9. De voorzieningenrechter wijst het verzoek af. Dat betekent dat de burgemeester kan overgaan tot sluiting van het bedrijfspand. Voor vergoeding van het griffierecht of een proceskostenveroordeling bestaat geen aanleiding.

Beslissing

De voorzieningenrechter wijst het verzoek om voorlopige voorziening af.
Deze uitspraak is gedaan door mr. S.D.M. Michael, voorzieningenrechter, in aanwezigheid van mr. B.C.T. Rabou-Coort, griffier.

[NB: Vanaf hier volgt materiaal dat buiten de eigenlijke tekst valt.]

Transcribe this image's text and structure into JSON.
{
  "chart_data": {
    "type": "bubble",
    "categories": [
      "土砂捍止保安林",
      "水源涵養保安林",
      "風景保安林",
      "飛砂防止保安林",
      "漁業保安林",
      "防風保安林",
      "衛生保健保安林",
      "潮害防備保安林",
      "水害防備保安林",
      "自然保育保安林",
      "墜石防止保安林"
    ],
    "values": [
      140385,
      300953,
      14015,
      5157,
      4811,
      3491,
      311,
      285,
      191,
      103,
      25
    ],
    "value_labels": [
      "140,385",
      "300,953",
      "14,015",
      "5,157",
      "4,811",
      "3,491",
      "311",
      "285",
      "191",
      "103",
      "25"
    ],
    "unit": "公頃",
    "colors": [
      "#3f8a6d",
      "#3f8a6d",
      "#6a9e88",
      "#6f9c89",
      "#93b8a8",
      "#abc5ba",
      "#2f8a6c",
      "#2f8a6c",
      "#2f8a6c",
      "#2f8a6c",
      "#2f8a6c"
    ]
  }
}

De uitspraak is uitgesproken in het openbaar op
23 december 2024.
griffier
voorzieningenrechter
Een afschrift van deze uitspraak is verzonden aan partijen op:

Tegen deze uitspraak staat geen hoger beroep of verzet open.

Voetnoten

1.Zie onder meer de uitspraken van de Afdeling bestuursrechtspraak van de raad van State van 26 oktober 2022, ECLI:NL:RVS:2022:3078 en 4 augustus 2021, ECLI:NL:RVS:2021:1758.
2.Kamerstukken II 2016/17, 34 763, nr. 3, p. 4 en Kamerstukken II 2017/18, 34 763, nr. 6, p. 5.
3.Zie bijvoorbeeld de uitspraak van de Afdeling van 31 augustus 2022, ECLI:NL:RVS:2022:2523, r.o. 5.3-5.4.
4.Kamerstukken II 2016/17, 34 763, nr. 3, p. 3.
5.Zie de uitspraak van de Afdeling van 31 augustus 2022, ECLI:NL:RVS:2022:2523,
6.Zie onder meer de uitspraak van de Afdeling van 26 oktober 2022, ECLI:NL:RVS:2022:3078.
7.https://www.dutch-headshop.nl/terra-grow-1-liter-plagron#:~:text=Houdbaarheid%20Plagron%20Producten,zijn%204%20jaar%20lang%20houdbaar.
10.Zie de uitspraken van de Afdeling van 28 augustus 2019, ECLI:NL:RVS:2019:2912 en van 31 augustus 2022, ECLI:NL:RVS:2022:2523.